/poi-regression-test

A tool to perform regression testing for Apache POI on a very large corpus of test-files

Primary LanguageJavaApache License 2.0Apache-2.0

Build Status Gradle Status

This is a tool used to perform regression testing for Apache POI on a very large corpus of test-files.

Use it

Prepare requirements

The following installed packages are required

  • OpenJDK 8 (newer JDKs should work, but Apache POI still supports JDK 8)

  • fontconfig (to avoid a possible NPE in tests, see adoptium/temurin-build#693)

  • A checkout of sources of Apache POI which is used during the tests should be available at directory /opt/poi

For syncing the results to a page at people.apache.org, the following additional packages are required

  • fuse
  • rsync
  • sshfs

Grab it

git clone https://github.com/centic9/poi-regression-test.git

Prepare corpus

The corpus of files is not included here, but needs to be available on the machine where you run the tool. By default, directory ../download is used, so make sure the corpus is available there or a symbolic link points to a directory with files to test.

For testing, you can use the files included in the Apache POI source repository by running the following

ln -s /opt/poi/test-data /opt/download

Compile Apache POI

Compile the jars for Apache POI to use them as part of the test-run.

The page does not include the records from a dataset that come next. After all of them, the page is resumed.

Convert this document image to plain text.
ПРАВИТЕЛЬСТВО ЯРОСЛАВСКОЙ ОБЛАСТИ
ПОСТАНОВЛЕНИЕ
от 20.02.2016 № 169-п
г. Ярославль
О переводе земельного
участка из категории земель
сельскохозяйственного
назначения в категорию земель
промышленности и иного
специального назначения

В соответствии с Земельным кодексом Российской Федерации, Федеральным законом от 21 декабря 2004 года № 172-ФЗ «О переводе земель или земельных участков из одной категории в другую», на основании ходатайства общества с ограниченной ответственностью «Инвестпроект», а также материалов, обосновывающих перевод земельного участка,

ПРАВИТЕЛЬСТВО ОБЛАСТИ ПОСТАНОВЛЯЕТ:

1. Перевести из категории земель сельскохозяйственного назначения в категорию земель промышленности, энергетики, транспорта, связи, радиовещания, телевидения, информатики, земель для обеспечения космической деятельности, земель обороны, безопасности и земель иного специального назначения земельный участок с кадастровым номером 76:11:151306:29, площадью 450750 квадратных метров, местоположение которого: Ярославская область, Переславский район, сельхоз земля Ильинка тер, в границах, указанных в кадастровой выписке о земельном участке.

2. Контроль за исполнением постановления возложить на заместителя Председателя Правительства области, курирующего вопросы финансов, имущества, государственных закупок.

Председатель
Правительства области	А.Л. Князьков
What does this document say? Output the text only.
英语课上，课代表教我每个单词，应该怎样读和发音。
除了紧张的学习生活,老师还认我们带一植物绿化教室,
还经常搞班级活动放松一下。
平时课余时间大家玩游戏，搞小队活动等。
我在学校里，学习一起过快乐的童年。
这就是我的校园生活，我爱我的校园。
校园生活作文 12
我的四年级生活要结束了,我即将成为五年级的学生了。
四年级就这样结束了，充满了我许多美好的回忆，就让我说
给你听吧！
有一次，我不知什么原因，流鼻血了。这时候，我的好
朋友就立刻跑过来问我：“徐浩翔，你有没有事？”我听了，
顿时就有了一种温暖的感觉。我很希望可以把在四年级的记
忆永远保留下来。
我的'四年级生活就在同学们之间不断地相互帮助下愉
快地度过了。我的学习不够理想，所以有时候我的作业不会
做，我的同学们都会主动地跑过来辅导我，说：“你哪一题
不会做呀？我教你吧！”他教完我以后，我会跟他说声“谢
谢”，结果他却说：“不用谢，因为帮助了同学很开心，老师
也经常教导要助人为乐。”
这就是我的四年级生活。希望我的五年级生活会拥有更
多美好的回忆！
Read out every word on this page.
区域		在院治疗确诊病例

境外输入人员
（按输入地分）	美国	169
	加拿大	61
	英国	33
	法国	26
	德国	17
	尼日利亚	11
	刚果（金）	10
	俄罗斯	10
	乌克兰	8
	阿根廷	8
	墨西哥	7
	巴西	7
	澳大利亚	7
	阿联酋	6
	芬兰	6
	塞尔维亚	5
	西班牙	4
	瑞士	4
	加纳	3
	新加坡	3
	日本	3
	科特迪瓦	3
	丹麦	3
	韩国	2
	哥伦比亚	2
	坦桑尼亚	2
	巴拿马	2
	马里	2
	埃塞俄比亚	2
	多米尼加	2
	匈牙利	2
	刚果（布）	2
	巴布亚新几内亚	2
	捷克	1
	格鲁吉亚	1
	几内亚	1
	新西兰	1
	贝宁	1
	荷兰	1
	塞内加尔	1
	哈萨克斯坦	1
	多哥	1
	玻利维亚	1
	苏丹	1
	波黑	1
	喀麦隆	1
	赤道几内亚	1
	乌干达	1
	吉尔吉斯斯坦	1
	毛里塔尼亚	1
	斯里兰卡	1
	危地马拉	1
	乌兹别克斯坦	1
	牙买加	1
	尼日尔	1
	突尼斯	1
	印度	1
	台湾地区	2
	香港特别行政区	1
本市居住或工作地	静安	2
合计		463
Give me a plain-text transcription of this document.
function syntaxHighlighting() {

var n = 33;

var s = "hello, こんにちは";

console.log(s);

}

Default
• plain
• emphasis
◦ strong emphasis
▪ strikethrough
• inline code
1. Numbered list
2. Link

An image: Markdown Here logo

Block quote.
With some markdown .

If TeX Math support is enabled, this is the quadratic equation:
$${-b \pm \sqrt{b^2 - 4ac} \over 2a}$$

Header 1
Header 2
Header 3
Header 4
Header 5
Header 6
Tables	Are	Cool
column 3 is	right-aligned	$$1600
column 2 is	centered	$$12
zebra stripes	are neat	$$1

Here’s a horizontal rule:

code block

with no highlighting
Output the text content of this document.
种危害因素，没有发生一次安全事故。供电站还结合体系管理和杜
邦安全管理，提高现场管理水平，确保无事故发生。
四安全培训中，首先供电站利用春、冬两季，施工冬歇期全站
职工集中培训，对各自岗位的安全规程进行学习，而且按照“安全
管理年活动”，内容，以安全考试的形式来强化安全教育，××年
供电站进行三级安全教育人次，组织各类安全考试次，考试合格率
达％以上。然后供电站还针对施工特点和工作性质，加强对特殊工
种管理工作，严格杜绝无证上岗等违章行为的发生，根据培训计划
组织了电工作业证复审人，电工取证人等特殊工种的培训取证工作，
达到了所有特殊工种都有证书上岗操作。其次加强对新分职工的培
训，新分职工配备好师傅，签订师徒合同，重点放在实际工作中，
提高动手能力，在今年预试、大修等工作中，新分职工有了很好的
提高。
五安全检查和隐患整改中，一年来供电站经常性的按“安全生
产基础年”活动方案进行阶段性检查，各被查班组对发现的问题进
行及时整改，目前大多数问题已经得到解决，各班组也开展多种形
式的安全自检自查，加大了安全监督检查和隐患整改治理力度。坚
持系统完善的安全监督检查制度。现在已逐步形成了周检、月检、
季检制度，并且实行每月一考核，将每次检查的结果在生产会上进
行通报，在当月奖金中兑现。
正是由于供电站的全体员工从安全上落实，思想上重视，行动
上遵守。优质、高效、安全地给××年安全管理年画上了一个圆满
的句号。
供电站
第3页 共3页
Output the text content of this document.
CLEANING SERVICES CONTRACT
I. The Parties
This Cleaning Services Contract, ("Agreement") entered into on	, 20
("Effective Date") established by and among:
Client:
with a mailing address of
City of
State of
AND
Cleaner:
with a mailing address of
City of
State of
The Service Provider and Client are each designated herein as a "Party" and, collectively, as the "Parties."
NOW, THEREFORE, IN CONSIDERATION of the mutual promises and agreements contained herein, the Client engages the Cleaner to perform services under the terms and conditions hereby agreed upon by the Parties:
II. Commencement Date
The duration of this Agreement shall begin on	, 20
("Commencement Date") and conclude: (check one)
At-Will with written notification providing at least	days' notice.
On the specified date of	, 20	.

For Apache POI 5.1.0 and newer:

cd /opt/poi
./gradlew jar :poi-integration:testJar

Before 5.0.0, use integration-test-jar. Between 5.0.0 and 5.1.0, use `compile-integration

Set up test

  • Adjust available memory in build.gradle, look for task processFiles and set the main memory to what is available on your machine
  • Adjust available threads in ProcessFiles.java, adjust it relative to how you adjust main memory
  • Adjust version of the Apache POI jar-files in build.gradle, look for def poiVersion =
  • Adjust version that should be recorded in the database in build.gradle, look for def poiVersionRC =
  • Add a new version in POIStatus.java, look for the two ways to write the version, e.g. 412 and 4.1.2, this project currently requires a new column for every new version to provide efficient queries for reporting
  • Adjust the version to report in Report.java in method createReport()

Run tests

Make sure the corpus files are available at ../download, then simply running the script should execute the tests and produce the report

./run.sh

If the run finishes successfully, results are available at build/reports and build/reportsAll.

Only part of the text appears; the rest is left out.